Shipyard mitigations:

  • Input contract validation: the contract needs to be valid (e.g. for EVM, all JUMP/JUMPI static targets are JUMPDEST).
  • Velarium’s intermediate representation ABI is confined to a safe set. For example system calls, arbitrary memory accesses or unchecked jumps to non-deterministic offsets are non-emittable.
  • Software Fault Isolation (SFI) hardening: emitted code is statically confined to the host sandbox boundaries. Vehicle is limited to it’s own virtual memory address space and doesn’t have the tools to escape it.
  • Compiler toolchain isolation: a fatal error in the compiler does not cause system level errors.
  • Artifacts are cached and addressed by hashes to avoid “silent drift” across machines or builds.

Celerity mitigations:

  • Vehicles execute inside a sandboxed envelope with deterministic and scoped fail behavior.
  • Memory accesses are constrained to a dedicated arena using Software Fault Isolation ****provided by Shipyard.
  • Enforces W^X (write-xor-execute) memory and adds guard pages to mitigate JIT-style attacks and out-of-bounds behavior.
  • Optionally hardware mechanisms (e.g., MPK/PKU, MTE) can be used for additional layer of defense.

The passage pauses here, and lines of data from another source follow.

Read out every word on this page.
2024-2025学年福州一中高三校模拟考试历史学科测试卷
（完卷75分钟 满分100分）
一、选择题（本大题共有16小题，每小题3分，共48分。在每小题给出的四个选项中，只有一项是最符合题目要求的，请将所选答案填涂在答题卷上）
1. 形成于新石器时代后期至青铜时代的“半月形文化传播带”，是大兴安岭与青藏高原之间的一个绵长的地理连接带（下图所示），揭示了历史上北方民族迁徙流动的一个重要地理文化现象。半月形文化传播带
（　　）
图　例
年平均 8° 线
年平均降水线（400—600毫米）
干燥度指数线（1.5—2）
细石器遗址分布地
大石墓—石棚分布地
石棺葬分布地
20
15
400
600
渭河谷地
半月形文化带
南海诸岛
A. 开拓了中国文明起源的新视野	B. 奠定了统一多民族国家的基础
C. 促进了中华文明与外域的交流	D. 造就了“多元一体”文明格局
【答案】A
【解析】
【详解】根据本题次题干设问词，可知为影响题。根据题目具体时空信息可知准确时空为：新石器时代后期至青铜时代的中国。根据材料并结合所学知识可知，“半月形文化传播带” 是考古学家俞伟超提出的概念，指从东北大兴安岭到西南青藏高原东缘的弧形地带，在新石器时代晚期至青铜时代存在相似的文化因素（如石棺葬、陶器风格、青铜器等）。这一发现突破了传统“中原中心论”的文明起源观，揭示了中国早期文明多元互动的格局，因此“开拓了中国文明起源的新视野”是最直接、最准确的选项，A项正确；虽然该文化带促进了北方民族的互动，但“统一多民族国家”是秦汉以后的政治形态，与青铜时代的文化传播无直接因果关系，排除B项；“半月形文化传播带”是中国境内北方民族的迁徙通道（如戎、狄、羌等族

Adversarial contracts & DoS resistance

A contract can be “malicious” without exploiting memory safety: it can attempt to stall the pipeline, create hotspots, or amplify resource usage (CPU, memory, trace volume). In addition to techniques used to mitigate normal contention, Velarium has tools to detect and report on pathological contention allowing the system to take preventative actions:

  • Critical path manipulation detection: a case of creating a series of transactions that cause the parallezation to collapse due to carefully crafted contention pattern. It is possible to detect specific offending contracts even when they are hidden behind a seemingly disjoint entry points.
  • Scanning contracts (those that access thousands+ storage slots) and contracts with dynamic CALL targets are detected and marked during compilation, simplifying detection of possible hotspots in advance.

Correctness

Security includes correctness: an executor that produces a wrong state transition is a security failure. The main correctness surfaces are:

Celerity’s commit rules: the committed state transition must be sequentially equivalent and any invalidated speculation attempt must not affect it.

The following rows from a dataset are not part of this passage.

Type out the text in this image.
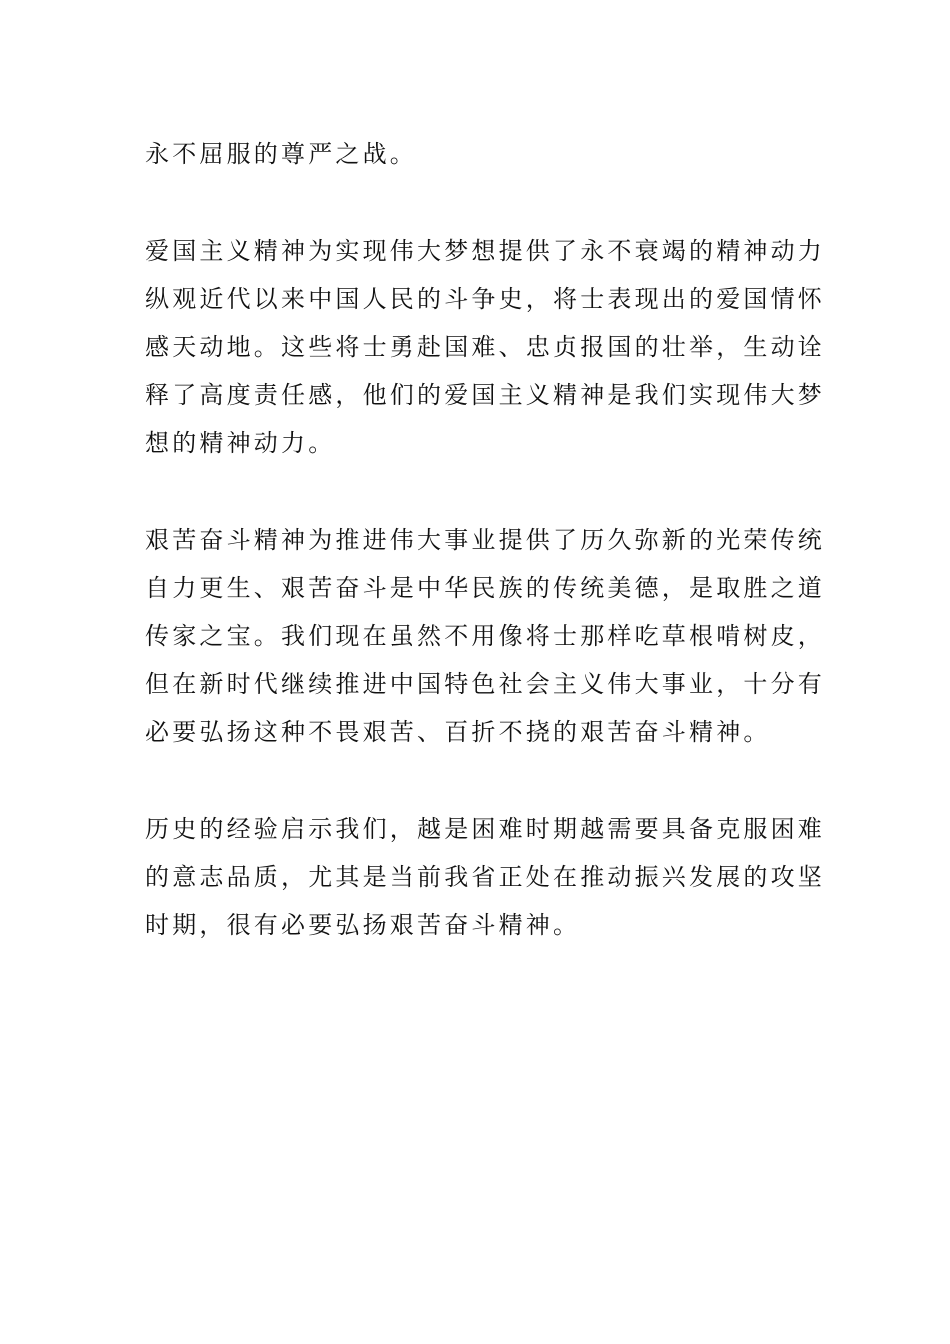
永不屈服的尊严之战。
爱国主义精神为实现伟大梦想提供了永不衰竭的精神动力
纵观近代以来中国人民的斗争史，将士表现出的爱国情怀
感天动地。这些将士勇赴国难、忠贞报国的壮举，生动诠
释了高度责任感，他们的爱国主义精神是我们实现伟大梦
想的精神动力。
艰苦奋斗精神为推进伟大事业提供了历久弥新的光荣传统
自力更生、艰苦奋斗是中华民族的传统美德，是取胜之道
传家之宝。我们现在虽然不用像将士那样吃草根啃树皮，
但在新时代继续推进中国特色社会主义伟大事业，十分有
必要弘扬这种不畏艰苦、百折不挠的艰苦奋斗精神。
历史的经验启示我们，越是困难时期越需要具备克服困难
的意志品质，尤其是当前我省正处在推动振兴发展的攻坚
时期，很有必要弘扬艰苦奋斗精神。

Correctness of Vehicles: all observable behavior of a Vehicle must be equivalent to a direct interpretation by the source VM, and have deterministic failure behavior.

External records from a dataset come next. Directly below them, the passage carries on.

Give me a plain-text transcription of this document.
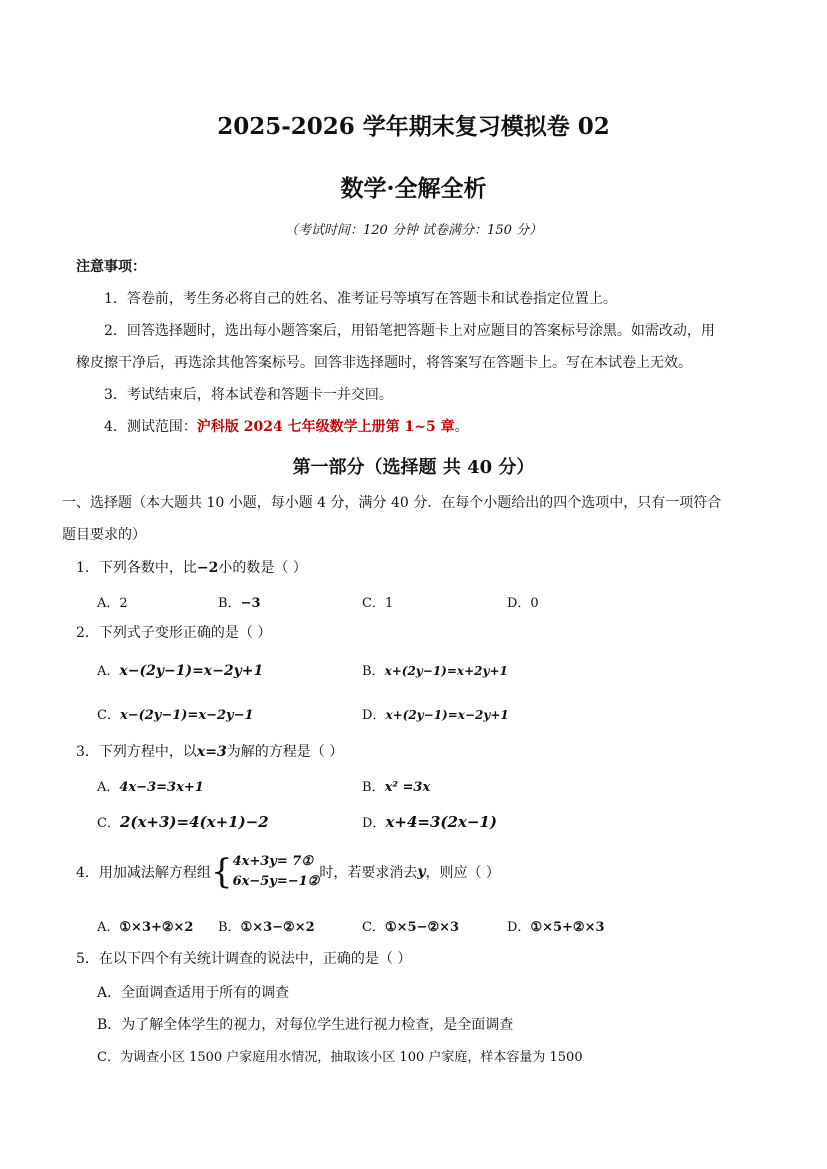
2025-2026 学年期末复习模拟卷 02
数学·全解全析
（考试时间：120 分钟 试卷满分：150 分）
注意事项：
1．答卷前，考生务必将自己的姓名、准考证号等填写在答题卡和试卷指定位置上。
2．回答选择题时，选出每小题答案后，用铅笔把答题卡上对应题目的答案标号涂黑。如需改动，用
橡皮擦干净后，再选涂其他答案标号。回答非选择题时，将答案写在答题卡上。写在本试卷上无效。
3．考试结束后，将本试卷和答题卡一并交回。
4．测试范围：沪科版 2024 七年级数学上册第 1~5 章。
第一部分（选择题 共 40 分）
一、选择题（本大题共 10 小题，每小题 4 分，满分 40 分．在每个小题给出的四个选项中，只有一项符合
题目要求的）
1．下列各数中，比−2小的数是（ ）
A．2	B．−3	C．1	D．0
2．下列式子变形正确的是（ ）
A．x−(2y−1)=x−2y+1	B．x+(2y−1)=x+2y+1
C．x−(2y−1)=x−2y−1	D．x+(2y−1)=x−2y+1
3．下列方程中，以x=3为解的方程是（ ）
A．4x−3=3x+1	B．x² =3x
C．2(x+3)=4(x+1)−2	D．x+4=3(2x−1)
4．用加减法解方程组{ 4x+3y= 7①
6x−5y=−1②
时，若要求消去y，则应（ ）
A．①×3+②×2 B．①×3−②×2	C．①×5−②×3	D．①×5+②×3
5．在以下四个有关统计调查的说法中，正确的是（ ）
A．全面调查适用于所有的调查
B．为了解全体学生的视力，对每位学生进行视力检查，是全面调查
C．为调查小区 1500 户家庭用水情况，抽取该小区 100 户家庭，样本容量为 1500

Oracle/state interactions semantics: in particular, effectful oracle calls must be controlled so that retries/deferrals do not accidentally duplicate effects; the design treats oracle semantics explicitly (idempotent vs effectful) and buffers/commits effects at well-defined points.

Validation & assurance

The primary assurance strategy is differential validation against a serial reference: the same inputs should produce the same committed state transition and the same trace artifacts (within the configured schema). Compiler toolchain is fuzzed to ensure stability. Adversarial contention handling and crash recovery is tested using corpora of crafted contracts and transaction patterns.

What’s out of scope

Velarium does not claim to defend against a fully compromised operator environment, host OS/kernel or hardware. Cluster behavior focuses on runtime fault tolerance; offline state restoration guarantees are not provided by the cluster layer alone.